IR: Between Source Code and Machine Code

After we’ve successfully verified that a program makes sense, we actually need to start doing our real job as a compiler and translating the AST into machine instructions.

Recall that machine instructions are extremely low-level and pedantic, and that our AST really isn’t. Our AST doesn’t describe where we need to store temporary data, or give us a way to easily see patterns.

To simplify our job, we need a layer between the computer’s language and our AST. That layer is “IR,” or “Intermediary Representation.”

A Simple IR

For the purposes of this article, let’s create the following “IR”:

name = left operation right

This means that the value name is the result of operation, when performed with left and right.

This IR could represent 1 * 2 like this:

result = 1 * 2

result here would be the result of multiplying 1 by 2, or 2.

What happens if we want to have more complicated operations?

We just make more operations, of course! Consider the IR for 1 + 2 * 3:

a = 2 * 3
result = 1 + a             // a = 6, this is just like 1 + 6

Each operation is performed in order, from top to bottom. The main idea here is that we can use the result of old operations in our new ones to build compound operations.

With this, we represent our operations in a way that’s much closer to how the computer would.

An Example, Revisited

Let’s consider the equation (3.14 + (42 / 0.3)) * 5, which has the following AST:

AST for (3.14 + (42 / 0.3)) * 5

You may recall that we type-checked this in the previous article. Now, let’s try to represent it with our IR:

a = 42 / 0.3
b = a + 3.14 
result = b * 5   

It maps perfectly! But now, we have something that is actually fairly simple to translate to our computer’s language.

Optimization

While having an IR makes it much easier for us to translate again into machine language, that doesn’t mean it’s impossible to do it. So, what’s the point of adding the extra layer? Why not just grit our teeth and just write the code to translate directly?

The answer is optimization: with IR, we are able to look at exactly what our program is doing, and change it slightly to make it simpler (and faster) for the computer to calculate. We can also trivially remove useless operations, and calculate results ahead-of-time.

The key idea here is that it’s easier for your computer to do some operations than others, so we want to figure out how to make our program do more of the fast operations and less of the slow ones.

Let’s consider the following example:

// x = something, doesn't matter for this example
a = x * 27
b = a / 27
result = b^2

How could this be made better? Well, let’s start with simple mathematical optimizations.

a = x * 27 
b = a / 27 

We know that anything multiplied by 27 and then immediately divided by 27 again is just the number we started with, so we can remove x * 27 and a / 27 operations entirely.

\[(x \times 27) \div 27 = \frac{27x}{27} = \frac{\cancel{27}x}{\cancel{27}} = x\]

We know that the multiply/divide didn’t actually do anything, and just add more for the computer to calculate.

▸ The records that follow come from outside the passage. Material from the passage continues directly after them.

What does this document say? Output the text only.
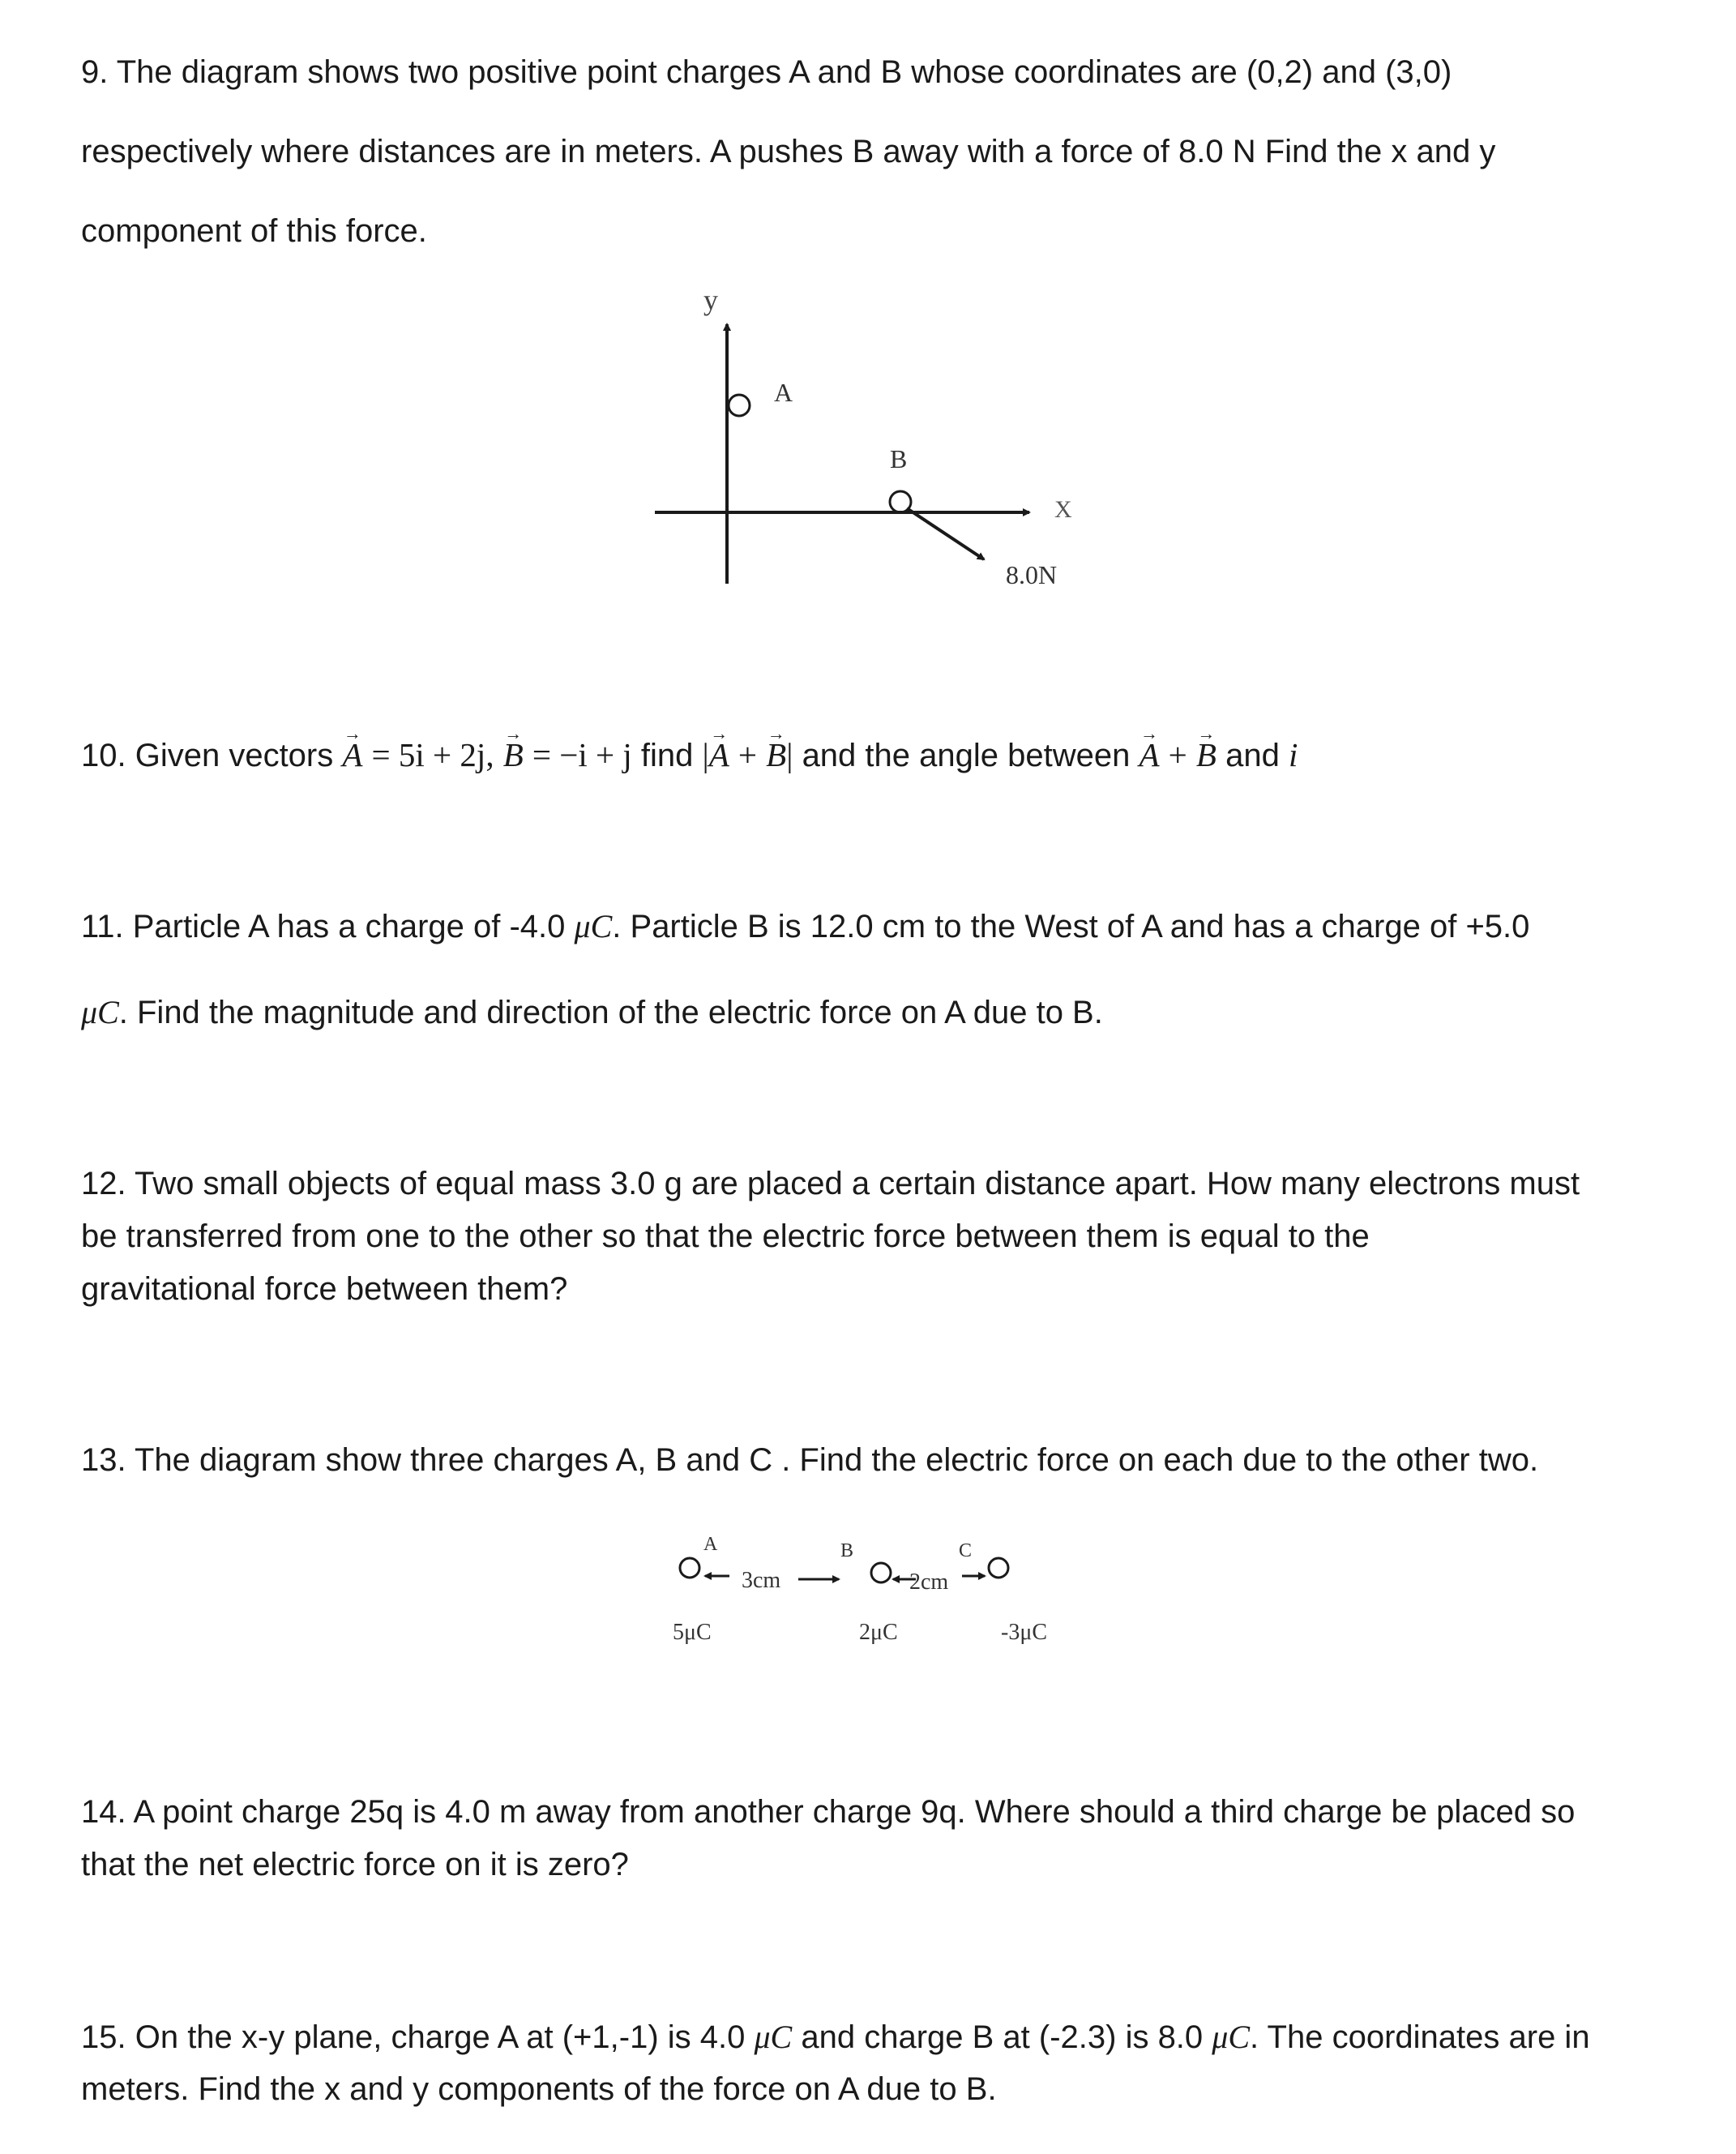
9. The diagram shows two positive point charges A and B whose coordinates are (0,2) and (3,0)

respectively where distances are in meters. A pushes B away with a force of 8.0 N Find the x and y

component of this force.

y
X
A
B
8.0N

10. Given vectors → A = 5i + 2j, → B = −i + j find |→ A + → B| and the angle between → A + → B and i

11. Particle A has a charge of -4.0 μC. Particle B is 12.0 cm to the West of A and has a charge of +5.0

μC. Find the magnitude and direction of the electric force on A due to B.

12. Two small objects of equal mass 3.0 g are placed a certain distance apart. How many electrons must

be transferred from one to the other so that the electric force between them is equal to the

gravitational force between them?

13. The diagram show three charges A, B and C . Find the electric force on each due to the other two.

A	B	C
3cm	2cm
5μC	2μC	-3μC

14. A point charge 25q is 4.0 m away from another charge 9q. Where should a third charge be placed so

that the net electric force on it is zero?

15. On the x-y plane, charge A at (+1,-1) is 4.0 μC and charge B at (-2.3) is 8.0 μC. The coordinates are in

meters. Find the x and y components of the force on A due to B.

Let’s apply our simple optimization:

b = x
result = b^2

Now, we can look at our IR again. We see that b is being raised to the power of 2. We know that b * b is the same as b^2, so we replace it.

\[b^2 = (b)(b) = b \times b\]

Note: the reason why we do this is that, in general, a single multiplication is much faster to perform than an exponentation operation on modern computers. The reason why two operations that in theory should do the same thing take different amounts of time is much more complicated, and too much for this article.

b = x
result = b * b

Finally, we can make one last optimization: we see that b is just x, so we can replace every instance of b with x. There’s no point to just make a new value that’s the same as another one, after all.

result = x * x

With the application of a few simple rules, we’ve removed most of the operations that this program wanted to perform. We found a way to get the same result with less work.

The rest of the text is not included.